Got the ‘itch’

Travel, it’s my thing. My own personal reminder that I’m not trapped in a 9-5, picket-fenced life. Yet somehow I’ve discovered that no matter whether my expedition is for a weekend, or 3-months-long, towards the end – I start to itch.

No, not literally. When I know that I need to commit to something for a set period of time – my emotions generally follow, but by the time my voyage is almost over, I subconsciously start to withdraw from my surroundings and begin preparing mentally for journey home.

So I’ve been waiting for a long time for a promise that God made me. It’s been more years than I ever knew I could be patient for, but now as it draws to its close, just like at the end of a tour, I’ve begun to detach from my current reality – knowing that a new one is just around the corner.

Usually, I’m returning home (wherever that may be at the time), which as an introvert, is great as most times this means solitude. But what happens when it’s not about geography?

I believe I’ve begun to disengage from a state of mind.

I’ve allowed myself to pull away from the old, to make way for the new, the better, the promise.

But until the time of its fulfilment – I’m in this strange land between living by faith in the spiritual as though what God has spoken over me is actually a reality, and the physical where what I see looks nothing like what I’ve been promised.
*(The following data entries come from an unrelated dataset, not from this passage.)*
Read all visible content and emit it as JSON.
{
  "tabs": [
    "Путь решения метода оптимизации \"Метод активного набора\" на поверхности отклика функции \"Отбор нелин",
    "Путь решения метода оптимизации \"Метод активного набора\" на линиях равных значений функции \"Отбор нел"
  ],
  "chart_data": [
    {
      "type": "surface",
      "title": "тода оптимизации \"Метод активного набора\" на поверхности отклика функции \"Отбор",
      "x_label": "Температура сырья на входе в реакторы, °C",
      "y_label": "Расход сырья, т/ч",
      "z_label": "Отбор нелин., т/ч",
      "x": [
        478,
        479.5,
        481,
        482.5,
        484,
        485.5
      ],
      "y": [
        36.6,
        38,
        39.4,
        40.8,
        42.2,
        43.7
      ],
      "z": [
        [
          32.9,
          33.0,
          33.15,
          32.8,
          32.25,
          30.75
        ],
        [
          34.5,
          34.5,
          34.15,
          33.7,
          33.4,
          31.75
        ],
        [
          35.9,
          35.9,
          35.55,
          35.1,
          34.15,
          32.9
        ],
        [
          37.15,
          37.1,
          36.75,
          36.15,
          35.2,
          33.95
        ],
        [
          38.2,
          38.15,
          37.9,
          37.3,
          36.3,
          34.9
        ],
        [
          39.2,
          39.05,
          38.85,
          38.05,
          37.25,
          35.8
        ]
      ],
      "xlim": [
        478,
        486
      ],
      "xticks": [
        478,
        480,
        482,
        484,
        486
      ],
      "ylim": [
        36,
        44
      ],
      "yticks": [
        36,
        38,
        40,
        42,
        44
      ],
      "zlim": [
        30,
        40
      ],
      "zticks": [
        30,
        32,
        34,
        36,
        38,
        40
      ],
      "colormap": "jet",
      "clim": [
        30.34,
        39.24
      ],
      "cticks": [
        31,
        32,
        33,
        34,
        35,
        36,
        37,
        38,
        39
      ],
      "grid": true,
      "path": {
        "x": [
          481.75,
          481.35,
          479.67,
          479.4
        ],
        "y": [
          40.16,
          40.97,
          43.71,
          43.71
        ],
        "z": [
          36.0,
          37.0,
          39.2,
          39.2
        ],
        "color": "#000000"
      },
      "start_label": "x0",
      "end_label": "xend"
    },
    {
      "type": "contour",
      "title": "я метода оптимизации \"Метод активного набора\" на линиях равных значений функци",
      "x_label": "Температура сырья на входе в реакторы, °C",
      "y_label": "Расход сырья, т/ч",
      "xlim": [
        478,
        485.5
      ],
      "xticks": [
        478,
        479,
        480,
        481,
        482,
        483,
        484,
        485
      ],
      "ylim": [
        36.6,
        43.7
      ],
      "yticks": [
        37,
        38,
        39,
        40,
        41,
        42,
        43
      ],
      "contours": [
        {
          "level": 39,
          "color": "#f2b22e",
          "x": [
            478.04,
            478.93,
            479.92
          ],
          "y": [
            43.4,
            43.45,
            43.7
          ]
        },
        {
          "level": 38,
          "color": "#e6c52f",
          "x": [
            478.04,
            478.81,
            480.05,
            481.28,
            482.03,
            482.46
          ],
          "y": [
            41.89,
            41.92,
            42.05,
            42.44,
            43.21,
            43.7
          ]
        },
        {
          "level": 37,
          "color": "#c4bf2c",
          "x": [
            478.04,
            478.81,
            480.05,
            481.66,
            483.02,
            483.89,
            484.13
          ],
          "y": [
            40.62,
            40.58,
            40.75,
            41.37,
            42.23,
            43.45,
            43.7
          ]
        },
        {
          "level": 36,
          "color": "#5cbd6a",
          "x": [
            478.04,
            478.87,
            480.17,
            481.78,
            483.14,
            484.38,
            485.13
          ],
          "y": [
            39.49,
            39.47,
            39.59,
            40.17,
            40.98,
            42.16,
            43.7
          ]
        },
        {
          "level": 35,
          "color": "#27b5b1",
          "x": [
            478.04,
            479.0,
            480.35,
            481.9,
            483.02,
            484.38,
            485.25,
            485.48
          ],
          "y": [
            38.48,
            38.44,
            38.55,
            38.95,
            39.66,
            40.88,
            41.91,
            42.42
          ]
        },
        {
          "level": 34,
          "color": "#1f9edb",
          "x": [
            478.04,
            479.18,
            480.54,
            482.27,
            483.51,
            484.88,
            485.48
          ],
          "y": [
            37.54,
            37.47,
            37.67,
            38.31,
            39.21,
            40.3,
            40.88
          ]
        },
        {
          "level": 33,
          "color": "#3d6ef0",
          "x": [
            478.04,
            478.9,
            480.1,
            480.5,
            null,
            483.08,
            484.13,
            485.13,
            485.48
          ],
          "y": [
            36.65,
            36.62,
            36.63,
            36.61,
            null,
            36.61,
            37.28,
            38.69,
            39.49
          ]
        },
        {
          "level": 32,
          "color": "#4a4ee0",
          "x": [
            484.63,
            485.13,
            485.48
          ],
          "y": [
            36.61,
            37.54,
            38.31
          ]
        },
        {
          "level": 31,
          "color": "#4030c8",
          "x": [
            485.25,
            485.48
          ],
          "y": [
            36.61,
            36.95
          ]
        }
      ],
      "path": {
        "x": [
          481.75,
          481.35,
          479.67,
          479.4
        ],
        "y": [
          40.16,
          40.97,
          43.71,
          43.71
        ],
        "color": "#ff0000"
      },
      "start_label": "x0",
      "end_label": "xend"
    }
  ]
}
..and even though I’ve received like a million confirmations in different forms over several years, every so often, I still doubt, fear and overthink… okay, fine! I overthink more often than not – but still.. when I pause, it’s always the same. A calming wave of reassurance, that sweeps over me – leading, guiding and continuing to call me forward into uncharted lands.

Each new chapter, different from the last – yet equally as terrifying. But terrifying in a great way. A way that guarantees my comfort zone being smashed to pieces yet replaced with immeasurable blessing. The type of blessing that only comes from change.

Travel. It’s still my thing, but I’ve realised that even more so, is walking forward blindly, following a familiar voice, into an unknown future that’s anything but ordinary.